Brian Aldiss, figure incontournable de la Science fiction britannique, né en 1925, avait trente-trois ans au moment de la première édition de son roman Non-Stop.
En 1959, ce texte paraît en français sous le titre de Croisière sans escale.
Ce texte admirablement construit reste plus que lisible en 2007, ce qui en justifie la présente réédition chez Folio SF.

Roy Complain, de la tribu Greene, est un chasseur aguerri que tenaille régulièrement une envie d’autre chose dont il ne sait que faire.
Lorsque sa compagne est enlevée par des inconnus, il ne se sent plus autant d’attachement pour la vie du village. C’est presque sans réfléchir qu’il accepte de suivre le prêtre Marapper et trois autres hommes dans une expédition sans retour.
L’exploration de son monde va transformer Complain et lui arracher, couche après couche, ses illusions et ses craintes superstitieuses.

Une histoire de vaisseau générationnel

Malgré un début qui évoque davantage les jungles primitives que les cités technologiques, Croisière sans Escale est un récit d’arche stellaire, dans la plus pure tradition de la science fiction.
Refusant les facilités offertes par l’artifice des raccourcis du subespace ou de l’hyperespace, Brian Aldiss conçoit le voyage vers les lointaines destinations comme une aventure collective qui s’étend sur de nombreuses générations. Les premières – volontaires et enthousiastes – et les suivantes, naissant sur le vaisseau et contraintes d’adhérer aux rêves de leurs ancêtres.
Surviennent alors deux questions, omniprésentes tout au long de l’histoire :
— Que reste-t-il, en bout de parcours, des désirs et de la volonté des premiers voyageurs ?
— Dans quelle mesure ce qui fonde l’organisation sociale des premières générations (religion, traditions, liens, hiérarchie...) va-t-il être transformé au fil du temps ?

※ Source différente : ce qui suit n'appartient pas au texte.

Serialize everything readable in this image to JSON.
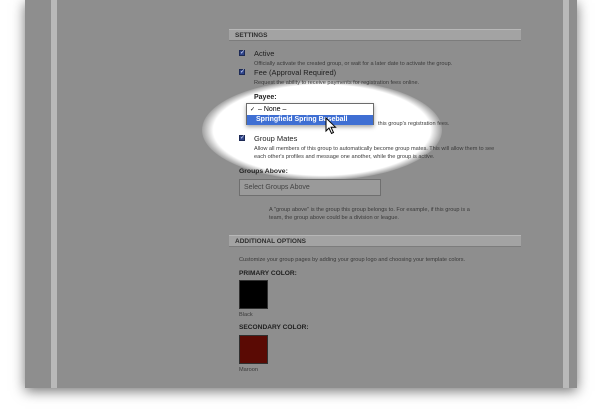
{
  "settings": {
    "header": "SETTINGS",
    "active": {
      "label": "Active",
      "checked": true,
      "description": "Officially activate the created group, or wait for a later date to activate the group."
    },
    "fee": {
      "label": "Fee (Approval Required)",
      "checked": true,
      "description": "Request the ability to receive payments for registration fees online."
    },
    "payee": {
      "label": "Payee:",
      "options": [
        "– None –",
        "Springfield Spring Baseball"
      ],
      "selected": "– None –",
      "highlighted": "Springfield Spring Baseball",
      "partial_description": "this group's registration fees."
    },
    "group_mates": {
      "label": "Group Mates",
      "checked": true,
      "description_line1": "Allow all members of this group to automatically become group mates. This will allow them to see",
      "description_line2": "each other's profiles and message one another, while the group is active."
    },
    "groups_above": {
      "label": "Groups Above:",
      "placeholder": "Select Groups Above",
      "help_line1": "A \"group above\" is the group this group belongs to. For example, if this group is a",
      "help_line2": "team, the group above could be a division or league."
    }
  },
  "additional_options": {
    "header": "ADDITIONAL OPTIONS",
    "intro": "Customize your group pages by adding your group logo and choosing your template colors.",
    "primary_color": {
      "label": "PRIMARY COLOR:",
      "name": "Black",
      "hex": "#000000"
    },
    "secondary_color": {
      "label": "SECONDARY COLOR:",
      "name": "Maroon",
      "hex": "#5a0a04"
    }
  },
  "icons": {
    "checkbox": "checkbox-checked-icon",
    "menu_check": "checkmark-icon",
    "cursor": "arrow-cursor-icon"
  }
}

La vie d’un homme et les cercles de la vérité

Croisière sans escale embarque donc son lecteur dans l’étude d’une collectivité, mais également, et surtout, sur les traces d’un individu.
On voit Roy Complain s’ouvrir, miraculeusement, à une nouvelle compréhension du monde, à l’instar du Charly de Daniel Keyes (Des Fleurs pour Algernon). Le chasseur mélancolique va trouver au fur et à mesure des pages de ce roman, une nouvelle dimension pour sa vie, pour le destin de son peuple et celui de l’humanité.
Cette histoire, finalement classique dans ses thèmes, se distingue par une construction en couches d’oignon. Aldiss y excelle dans l’art d’égarer le lecteur, en l’entraînant sur des pistes fausses parce que partielles. On avance par petits sauts, comme Complain lui-même, dans la découverte d’un monde dont la vérité ne se révèle que sur des cercles concentriques, de plus en plus vastes.

Croisière sans escale impressionne par son actualité, près de cinquante ans après sa première parution. Lié, à cause de l’écriture, au destin de ce chasseur aventurier, on s’élance de page en page, mû par une irrépressible envie de savoir et de liberté.
Ce roman est un monument de la littérature SF à relire avec bonheur ou à découvrir d’urgence.